Female shinobi Naoe watches the samurai Yasuke ride on horseback in Assassin's Creed Shadows
Will certain missions be locked to certain characters? We don’t yet know. | Image credit: Ubisoft

And it’s all done so nicely, too. In combat, finishing moves are realised with these Kurasawa-style black and white and red flourishes when you run an enemy through. Tiny little cinematic moments crop up when you subjugate your enemies and decapitate them. There’s fluid – clearly very expensive – motion capture for impalement, a tiny flick of the wrist to repel arrows, strong yet subtle arm movements when you parry blades.

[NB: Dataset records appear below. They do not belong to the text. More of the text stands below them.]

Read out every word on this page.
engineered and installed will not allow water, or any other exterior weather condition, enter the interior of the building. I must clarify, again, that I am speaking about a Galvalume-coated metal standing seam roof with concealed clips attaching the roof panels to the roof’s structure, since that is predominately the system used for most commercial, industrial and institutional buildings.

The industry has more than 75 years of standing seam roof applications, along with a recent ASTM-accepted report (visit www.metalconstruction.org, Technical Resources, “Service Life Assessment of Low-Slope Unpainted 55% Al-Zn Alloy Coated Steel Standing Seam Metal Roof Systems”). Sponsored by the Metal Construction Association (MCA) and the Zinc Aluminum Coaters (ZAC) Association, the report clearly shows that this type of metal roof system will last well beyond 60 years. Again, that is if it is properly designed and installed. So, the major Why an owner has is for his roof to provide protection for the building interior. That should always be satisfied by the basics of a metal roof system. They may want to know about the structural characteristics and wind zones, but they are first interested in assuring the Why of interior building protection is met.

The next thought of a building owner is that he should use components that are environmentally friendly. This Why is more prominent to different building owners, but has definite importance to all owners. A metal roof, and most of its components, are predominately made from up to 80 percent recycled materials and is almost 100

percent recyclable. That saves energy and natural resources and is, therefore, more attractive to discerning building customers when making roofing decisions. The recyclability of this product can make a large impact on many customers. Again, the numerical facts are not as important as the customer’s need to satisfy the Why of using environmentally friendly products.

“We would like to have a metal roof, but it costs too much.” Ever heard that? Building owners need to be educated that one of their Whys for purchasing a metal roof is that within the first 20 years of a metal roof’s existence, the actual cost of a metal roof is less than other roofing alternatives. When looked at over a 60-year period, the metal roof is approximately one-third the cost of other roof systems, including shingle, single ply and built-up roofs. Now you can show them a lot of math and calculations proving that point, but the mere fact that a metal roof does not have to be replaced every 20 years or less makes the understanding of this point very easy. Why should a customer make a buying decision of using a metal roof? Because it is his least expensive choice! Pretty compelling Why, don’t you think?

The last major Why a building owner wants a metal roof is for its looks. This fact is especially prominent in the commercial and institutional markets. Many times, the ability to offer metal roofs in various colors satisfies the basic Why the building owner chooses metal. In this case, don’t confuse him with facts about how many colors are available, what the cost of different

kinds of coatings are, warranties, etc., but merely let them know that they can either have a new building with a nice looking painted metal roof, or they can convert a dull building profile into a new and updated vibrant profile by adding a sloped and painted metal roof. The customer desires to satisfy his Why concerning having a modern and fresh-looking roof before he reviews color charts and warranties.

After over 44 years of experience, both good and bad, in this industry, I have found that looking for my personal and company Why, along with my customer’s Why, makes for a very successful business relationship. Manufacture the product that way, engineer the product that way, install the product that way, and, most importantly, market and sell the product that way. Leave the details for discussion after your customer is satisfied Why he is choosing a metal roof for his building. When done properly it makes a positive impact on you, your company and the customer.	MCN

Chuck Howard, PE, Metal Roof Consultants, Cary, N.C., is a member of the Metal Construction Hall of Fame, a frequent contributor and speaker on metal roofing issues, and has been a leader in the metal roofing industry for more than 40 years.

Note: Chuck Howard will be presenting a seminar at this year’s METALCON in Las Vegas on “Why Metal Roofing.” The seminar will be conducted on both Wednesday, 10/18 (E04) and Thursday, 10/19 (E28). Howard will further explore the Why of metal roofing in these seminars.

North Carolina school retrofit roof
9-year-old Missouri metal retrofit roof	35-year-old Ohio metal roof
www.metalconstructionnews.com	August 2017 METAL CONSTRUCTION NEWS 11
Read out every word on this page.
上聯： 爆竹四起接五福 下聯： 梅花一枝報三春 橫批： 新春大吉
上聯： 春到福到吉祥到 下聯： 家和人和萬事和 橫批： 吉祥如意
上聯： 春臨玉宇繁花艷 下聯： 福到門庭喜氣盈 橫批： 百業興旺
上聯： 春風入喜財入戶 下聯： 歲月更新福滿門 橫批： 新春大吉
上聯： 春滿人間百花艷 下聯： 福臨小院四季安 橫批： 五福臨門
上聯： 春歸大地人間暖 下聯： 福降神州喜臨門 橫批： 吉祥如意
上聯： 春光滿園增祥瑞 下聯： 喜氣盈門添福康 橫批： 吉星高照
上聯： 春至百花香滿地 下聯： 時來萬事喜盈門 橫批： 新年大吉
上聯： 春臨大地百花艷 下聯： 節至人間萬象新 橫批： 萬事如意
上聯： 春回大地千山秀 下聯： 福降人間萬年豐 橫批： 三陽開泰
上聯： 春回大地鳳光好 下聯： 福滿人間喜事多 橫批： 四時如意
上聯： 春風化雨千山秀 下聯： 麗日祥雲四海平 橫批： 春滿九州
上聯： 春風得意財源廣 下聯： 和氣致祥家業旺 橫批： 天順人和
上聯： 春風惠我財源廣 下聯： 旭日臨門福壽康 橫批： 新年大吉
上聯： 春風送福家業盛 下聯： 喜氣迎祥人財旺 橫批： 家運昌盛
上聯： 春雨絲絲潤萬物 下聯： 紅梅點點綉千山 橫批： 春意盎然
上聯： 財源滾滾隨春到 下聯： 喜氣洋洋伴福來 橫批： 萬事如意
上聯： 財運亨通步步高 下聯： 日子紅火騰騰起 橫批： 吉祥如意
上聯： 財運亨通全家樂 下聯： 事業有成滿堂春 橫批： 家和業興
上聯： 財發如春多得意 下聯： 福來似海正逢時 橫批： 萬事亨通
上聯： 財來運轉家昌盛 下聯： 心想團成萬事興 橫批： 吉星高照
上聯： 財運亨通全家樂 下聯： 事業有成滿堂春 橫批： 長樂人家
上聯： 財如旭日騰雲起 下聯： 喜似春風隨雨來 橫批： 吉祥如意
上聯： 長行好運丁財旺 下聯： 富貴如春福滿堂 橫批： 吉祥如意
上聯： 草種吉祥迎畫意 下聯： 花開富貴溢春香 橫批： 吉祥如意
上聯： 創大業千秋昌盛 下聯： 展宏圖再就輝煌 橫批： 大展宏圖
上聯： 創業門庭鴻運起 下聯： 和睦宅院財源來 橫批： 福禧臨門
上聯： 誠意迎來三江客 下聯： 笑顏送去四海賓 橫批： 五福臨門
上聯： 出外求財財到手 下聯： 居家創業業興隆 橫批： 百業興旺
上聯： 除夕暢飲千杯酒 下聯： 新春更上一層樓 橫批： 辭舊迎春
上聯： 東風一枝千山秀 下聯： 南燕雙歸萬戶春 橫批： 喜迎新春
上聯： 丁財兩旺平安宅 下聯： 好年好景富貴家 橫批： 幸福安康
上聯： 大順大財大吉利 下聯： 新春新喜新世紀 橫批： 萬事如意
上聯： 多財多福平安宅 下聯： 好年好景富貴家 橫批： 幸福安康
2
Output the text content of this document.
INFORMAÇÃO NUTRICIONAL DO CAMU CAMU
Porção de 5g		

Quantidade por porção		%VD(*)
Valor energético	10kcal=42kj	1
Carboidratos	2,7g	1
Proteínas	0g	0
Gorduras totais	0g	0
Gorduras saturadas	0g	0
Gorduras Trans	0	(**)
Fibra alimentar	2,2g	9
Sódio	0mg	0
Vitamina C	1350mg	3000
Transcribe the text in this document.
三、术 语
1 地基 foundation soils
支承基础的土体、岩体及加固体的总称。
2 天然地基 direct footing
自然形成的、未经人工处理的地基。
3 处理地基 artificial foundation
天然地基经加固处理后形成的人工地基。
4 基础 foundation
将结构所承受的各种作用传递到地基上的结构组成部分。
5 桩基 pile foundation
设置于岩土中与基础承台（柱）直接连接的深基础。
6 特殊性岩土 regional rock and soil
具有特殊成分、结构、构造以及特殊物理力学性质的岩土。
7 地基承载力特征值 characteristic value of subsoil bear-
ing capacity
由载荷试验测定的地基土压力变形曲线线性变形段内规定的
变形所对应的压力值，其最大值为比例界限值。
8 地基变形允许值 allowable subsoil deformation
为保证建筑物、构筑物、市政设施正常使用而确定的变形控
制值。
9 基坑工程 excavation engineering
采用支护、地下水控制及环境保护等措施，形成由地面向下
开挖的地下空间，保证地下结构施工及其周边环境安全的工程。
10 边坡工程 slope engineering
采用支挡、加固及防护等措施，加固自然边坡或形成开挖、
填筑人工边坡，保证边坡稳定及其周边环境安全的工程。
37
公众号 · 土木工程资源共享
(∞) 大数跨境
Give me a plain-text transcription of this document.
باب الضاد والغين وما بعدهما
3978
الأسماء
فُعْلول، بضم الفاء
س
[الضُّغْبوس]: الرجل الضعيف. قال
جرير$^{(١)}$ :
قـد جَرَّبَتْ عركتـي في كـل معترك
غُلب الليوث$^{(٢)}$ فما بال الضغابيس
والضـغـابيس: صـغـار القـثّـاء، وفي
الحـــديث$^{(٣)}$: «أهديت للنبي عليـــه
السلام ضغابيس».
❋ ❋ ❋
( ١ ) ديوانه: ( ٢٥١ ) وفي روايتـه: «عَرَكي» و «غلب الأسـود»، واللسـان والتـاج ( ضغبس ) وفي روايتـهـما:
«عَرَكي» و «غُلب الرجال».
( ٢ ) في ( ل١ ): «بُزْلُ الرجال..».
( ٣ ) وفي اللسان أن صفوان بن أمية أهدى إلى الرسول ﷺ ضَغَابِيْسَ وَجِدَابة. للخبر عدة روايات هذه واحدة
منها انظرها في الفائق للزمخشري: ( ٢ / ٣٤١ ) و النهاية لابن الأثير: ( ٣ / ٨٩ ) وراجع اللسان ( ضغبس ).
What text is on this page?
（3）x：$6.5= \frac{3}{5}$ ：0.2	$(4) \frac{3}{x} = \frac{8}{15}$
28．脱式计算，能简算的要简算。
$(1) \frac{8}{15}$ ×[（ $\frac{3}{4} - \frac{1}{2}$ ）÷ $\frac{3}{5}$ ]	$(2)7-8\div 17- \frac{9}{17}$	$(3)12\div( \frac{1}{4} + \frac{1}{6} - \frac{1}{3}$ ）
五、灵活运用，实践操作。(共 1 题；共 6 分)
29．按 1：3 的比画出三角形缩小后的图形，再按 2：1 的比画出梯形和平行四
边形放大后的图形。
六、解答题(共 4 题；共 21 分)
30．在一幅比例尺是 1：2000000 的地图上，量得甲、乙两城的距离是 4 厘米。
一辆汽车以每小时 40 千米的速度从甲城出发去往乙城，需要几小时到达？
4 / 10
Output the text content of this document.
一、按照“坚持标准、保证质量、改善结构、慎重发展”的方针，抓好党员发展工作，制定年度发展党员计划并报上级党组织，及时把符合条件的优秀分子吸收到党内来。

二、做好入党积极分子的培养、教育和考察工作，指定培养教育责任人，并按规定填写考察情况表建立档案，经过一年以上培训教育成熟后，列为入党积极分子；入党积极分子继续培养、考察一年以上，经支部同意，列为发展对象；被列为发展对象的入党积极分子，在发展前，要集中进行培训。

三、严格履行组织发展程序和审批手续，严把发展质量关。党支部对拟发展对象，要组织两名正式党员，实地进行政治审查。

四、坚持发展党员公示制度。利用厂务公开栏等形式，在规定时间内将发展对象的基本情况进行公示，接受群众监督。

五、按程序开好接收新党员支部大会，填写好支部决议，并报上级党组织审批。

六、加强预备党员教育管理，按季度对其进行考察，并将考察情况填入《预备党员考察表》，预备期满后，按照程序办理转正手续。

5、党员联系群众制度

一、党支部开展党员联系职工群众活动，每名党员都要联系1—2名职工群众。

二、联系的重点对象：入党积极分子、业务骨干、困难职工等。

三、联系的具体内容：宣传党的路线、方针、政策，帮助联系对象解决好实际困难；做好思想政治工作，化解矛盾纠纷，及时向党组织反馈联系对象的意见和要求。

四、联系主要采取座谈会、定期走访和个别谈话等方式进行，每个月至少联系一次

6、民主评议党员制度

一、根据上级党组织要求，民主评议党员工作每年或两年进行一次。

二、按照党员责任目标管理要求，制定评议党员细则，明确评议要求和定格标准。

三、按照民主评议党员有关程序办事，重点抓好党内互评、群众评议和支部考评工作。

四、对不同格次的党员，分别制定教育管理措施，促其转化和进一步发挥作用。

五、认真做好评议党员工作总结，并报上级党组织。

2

Ubisoft isn’t just blowing smoke up its own arse when it talks about the effort that’s gone into improving these systems, the results speak for themselves. I like it when the hats fall off to indicate you’ve broken an opponent’s armour. It’s silly, but as visual language it works. There are so many small things that make you think ‘yeah, this is a proper prestige game, this one’.

Ubisoft has a lot to prove with this game, but if the character switching manages to make everything feel this refreshing and empowering and entertaining for more than the three hours I got to play the game… well, colour me impressed. That chemical memory that kicks in and makes me vaguely wary when I boot up an Assassin’s Creed game was quieted very quickly in Shadows. I felt like I was learning to play the game again, and not just walking, zombified, dumb-struck by the scale and all the pretty locations. This is a good thing. Ubisoft gambled a lot with its dual-protagonist gambit, and at this stage at least, I can tell you that it’s paying off.


Assassin’s Creed Shadows comes to Xbox Series. PS5 and PC on its new release date of March 20, 2025, after catching a last-minute delay earlier this year.